Since we are dealing purely with duration (not specific dates), we can leverage Carbon's ability to work with time objects, even if we start from scratch. A highly practical approach involves calculating the total number of days and then using the remainder for hours and minutes.
Here is a comprehensive example demonstrating the conversion:
```php
use Carbon\Carbon;
function convertSecondsToDaysHoursMinutes(int $totalSeconds): string
{
// Define constants for conversion
$secondsInDay = 86400;
$secondsInHour = 3600;
$secondsInMinute = 60;
// 1. Calculate total days
$days = floor($totalSeconds / $secondsInDay);
$remainingSeconds = $totalSeconds % $secondsInDay;
// 2. Calculate hours from the remainder
$hours = floor($remainingSeconds / $secondsInHour);
$remainingSeconds %= $secondsInHour;
// 3. Calculate minutes from what remains
$minutes = floor($remainingSeconds / $secondsInMinute);
$seconds = $remainingSeconds % $secondsInMinute; // Optional: keep the leftover seconds
// Format the output string
return sprintf('%d day(s) %d hour(s) %d minute(s)', $days, $hours, $minutes);
}
$inputSeconds = 90060;
$result = convertSecondsToDaysHoursMinutes($inputSeconds);
echo "Input Seconds: " . $inputSeconds . "\n";
echo "Converted Duration: " . $result . "\n";
```
### Explanation of the Logic
1. **Total Days:** We first determine how many full 24-hour periods fit into the total seconds using integer division (`floor($totalSeconds / $secondsInDay)`).

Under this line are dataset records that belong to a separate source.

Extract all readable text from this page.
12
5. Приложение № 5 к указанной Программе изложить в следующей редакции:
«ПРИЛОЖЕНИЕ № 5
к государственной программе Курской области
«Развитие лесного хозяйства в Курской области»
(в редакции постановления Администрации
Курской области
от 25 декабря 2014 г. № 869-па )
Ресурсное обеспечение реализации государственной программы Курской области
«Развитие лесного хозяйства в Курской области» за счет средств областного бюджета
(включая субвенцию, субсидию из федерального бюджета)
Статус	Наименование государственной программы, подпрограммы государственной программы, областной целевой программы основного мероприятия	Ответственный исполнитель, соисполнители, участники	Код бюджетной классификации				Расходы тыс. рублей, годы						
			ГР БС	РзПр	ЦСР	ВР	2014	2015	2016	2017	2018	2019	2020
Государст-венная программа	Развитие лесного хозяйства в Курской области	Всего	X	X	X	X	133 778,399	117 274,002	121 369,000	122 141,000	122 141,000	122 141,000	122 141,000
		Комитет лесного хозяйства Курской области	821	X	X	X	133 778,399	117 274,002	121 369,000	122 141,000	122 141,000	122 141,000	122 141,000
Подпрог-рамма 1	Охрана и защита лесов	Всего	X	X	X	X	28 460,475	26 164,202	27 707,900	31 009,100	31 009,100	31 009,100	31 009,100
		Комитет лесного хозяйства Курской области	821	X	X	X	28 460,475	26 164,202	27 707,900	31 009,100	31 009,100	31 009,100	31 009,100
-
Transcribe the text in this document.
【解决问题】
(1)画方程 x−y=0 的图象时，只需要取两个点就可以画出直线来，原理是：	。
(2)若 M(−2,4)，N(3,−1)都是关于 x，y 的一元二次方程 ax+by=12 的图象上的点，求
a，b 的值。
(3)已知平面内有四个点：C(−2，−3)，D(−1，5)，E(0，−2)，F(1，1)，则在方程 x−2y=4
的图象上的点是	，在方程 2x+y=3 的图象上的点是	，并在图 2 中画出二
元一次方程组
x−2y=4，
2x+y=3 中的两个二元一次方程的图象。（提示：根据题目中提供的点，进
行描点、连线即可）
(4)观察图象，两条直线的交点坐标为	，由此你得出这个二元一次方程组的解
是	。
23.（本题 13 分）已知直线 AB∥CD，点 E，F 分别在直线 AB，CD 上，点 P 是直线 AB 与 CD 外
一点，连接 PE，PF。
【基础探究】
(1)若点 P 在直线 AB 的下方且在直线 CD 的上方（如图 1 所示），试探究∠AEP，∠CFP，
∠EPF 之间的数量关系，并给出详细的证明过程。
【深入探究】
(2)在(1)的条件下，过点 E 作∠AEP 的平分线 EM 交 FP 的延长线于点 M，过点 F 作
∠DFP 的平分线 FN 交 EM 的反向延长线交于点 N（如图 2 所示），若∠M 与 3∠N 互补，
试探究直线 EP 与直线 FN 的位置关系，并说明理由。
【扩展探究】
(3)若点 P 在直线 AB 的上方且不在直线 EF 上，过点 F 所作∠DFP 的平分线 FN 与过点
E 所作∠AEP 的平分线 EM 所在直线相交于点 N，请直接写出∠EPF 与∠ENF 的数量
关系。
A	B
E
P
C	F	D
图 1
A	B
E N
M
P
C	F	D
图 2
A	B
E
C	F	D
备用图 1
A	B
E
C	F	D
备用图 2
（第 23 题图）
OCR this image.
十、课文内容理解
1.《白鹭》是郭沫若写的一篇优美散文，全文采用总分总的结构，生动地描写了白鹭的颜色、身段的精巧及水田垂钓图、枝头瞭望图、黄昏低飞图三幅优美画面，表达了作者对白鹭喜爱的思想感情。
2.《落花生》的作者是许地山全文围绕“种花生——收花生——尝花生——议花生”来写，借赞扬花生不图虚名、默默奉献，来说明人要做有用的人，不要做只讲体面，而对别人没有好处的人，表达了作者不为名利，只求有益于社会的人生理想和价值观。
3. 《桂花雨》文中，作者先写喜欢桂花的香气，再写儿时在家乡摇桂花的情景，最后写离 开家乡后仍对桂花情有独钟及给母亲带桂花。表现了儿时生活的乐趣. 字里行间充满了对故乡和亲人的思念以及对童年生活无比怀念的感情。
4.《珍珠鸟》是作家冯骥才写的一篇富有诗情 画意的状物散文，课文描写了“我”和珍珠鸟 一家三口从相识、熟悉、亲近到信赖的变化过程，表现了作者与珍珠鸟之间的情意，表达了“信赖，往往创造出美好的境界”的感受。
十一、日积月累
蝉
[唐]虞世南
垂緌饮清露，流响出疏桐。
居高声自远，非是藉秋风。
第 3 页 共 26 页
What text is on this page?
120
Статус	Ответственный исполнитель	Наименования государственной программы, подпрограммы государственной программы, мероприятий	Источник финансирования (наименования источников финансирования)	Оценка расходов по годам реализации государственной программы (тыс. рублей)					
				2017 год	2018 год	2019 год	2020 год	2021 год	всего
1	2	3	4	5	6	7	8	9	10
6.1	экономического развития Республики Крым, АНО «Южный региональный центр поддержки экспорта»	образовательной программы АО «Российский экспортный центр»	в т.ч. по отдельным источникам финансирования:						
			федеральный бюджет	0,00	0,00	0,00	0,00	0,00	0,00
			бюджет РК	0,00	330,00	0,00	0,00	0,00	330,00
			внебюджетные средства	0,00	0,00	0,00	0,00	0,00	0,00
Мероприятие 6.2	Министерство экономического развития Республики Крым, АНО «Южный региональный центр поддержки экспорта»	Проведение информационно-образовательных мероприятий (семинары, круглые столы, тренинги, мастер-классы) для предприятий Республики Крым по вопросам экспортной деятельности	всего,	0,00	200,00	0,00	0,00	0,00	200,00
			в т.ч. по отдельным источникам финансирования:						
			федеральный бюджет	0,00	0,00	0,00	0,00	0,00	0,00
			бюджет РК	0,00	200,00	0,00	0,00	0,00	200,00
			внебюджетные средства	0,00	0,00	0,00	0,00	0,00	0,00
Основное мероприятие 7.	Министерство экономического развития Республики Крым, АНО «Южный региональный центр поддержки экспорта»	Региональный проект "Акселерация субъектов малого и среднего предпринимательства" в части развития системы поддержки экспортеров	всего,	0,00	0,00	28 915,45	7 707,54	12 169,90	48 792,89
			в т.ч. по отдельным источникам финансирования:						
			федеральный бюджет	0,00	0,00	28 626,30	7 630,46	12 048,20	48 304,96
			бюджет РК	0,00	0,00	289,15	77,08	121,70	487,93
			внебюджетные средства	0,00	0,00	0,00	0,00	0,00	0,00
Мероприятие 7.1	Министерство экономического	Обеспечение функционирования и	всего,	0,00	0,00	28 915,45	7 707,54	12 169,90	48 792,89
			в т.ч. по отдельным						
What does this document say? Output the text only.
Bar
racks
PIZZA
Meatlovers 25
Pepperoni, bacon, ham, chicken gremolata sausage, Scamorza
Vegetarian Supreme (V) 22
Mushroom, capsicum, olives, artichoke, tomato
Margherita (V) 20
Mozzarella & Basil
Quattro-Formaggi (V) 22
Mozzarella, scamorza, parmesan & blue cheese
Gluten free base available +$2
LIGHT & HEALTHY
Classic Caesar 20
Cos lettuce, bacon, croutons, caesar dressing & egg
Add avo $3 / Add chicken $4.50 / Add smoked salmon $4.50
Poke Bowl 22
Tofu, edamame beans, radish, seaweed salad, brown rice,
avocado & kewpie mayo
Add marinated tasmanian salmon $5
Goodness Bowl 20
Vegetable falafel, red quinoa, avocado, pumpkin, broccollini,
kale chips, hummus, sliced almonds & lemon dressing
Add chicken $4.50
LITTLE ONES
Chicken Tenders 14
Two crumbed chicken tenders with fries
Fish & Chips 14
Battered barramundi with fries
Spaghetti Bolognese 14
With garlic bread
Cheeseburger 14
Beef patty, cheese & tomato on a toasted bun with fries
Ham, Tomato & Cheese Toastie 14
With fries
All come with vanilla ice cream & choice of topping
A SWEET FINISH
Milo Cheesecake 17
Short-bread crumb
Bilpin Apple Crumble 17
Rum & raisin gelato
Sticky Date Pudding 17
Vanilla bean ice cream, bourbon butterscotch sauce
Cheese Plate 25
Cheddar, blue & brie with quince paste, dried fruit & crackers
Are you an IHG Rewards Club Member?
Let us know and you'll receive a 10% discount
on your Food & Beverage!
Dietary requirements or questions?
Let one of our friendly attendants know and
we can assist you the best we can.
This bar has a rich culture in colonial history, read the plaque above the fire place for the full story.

2. **Remaining Seconds:** We use the modulo operator (`%`) to find the leftover time after accounting for the full days. This remainder is crucial for calculating the smaller units.
3. **Hours and Minutes:** We repeat the process for the remaining seconds, dividing by the number of seconds in an hour (3600) to get the hours, and then using the modulo operator again to find the final minutes.
This manual decomposition ensures that you have precise control over the output format, which is superior to relying on generic relative time functions when a specific string structure is required. As we build robust backend logic in Laravel, mastering these fundamental mathematical operations within your chosen libraries is key to building predictable applications—much like how sophisticated features are built into the framework itself at **https://laravelcompany.com**.
## Conclusion
While Carbon provides an incredibly rich set of tools for date and time management, complex duration conversions often require a combination of mathematical logic and the library's structure. By understanding how to decompose raw seconds into days, hours, and minutes using simple arithmetic operations, you gain full control over your output formatting. This approach is precise, efficient, and gives you exactly the human-readable string you need for any application requirement.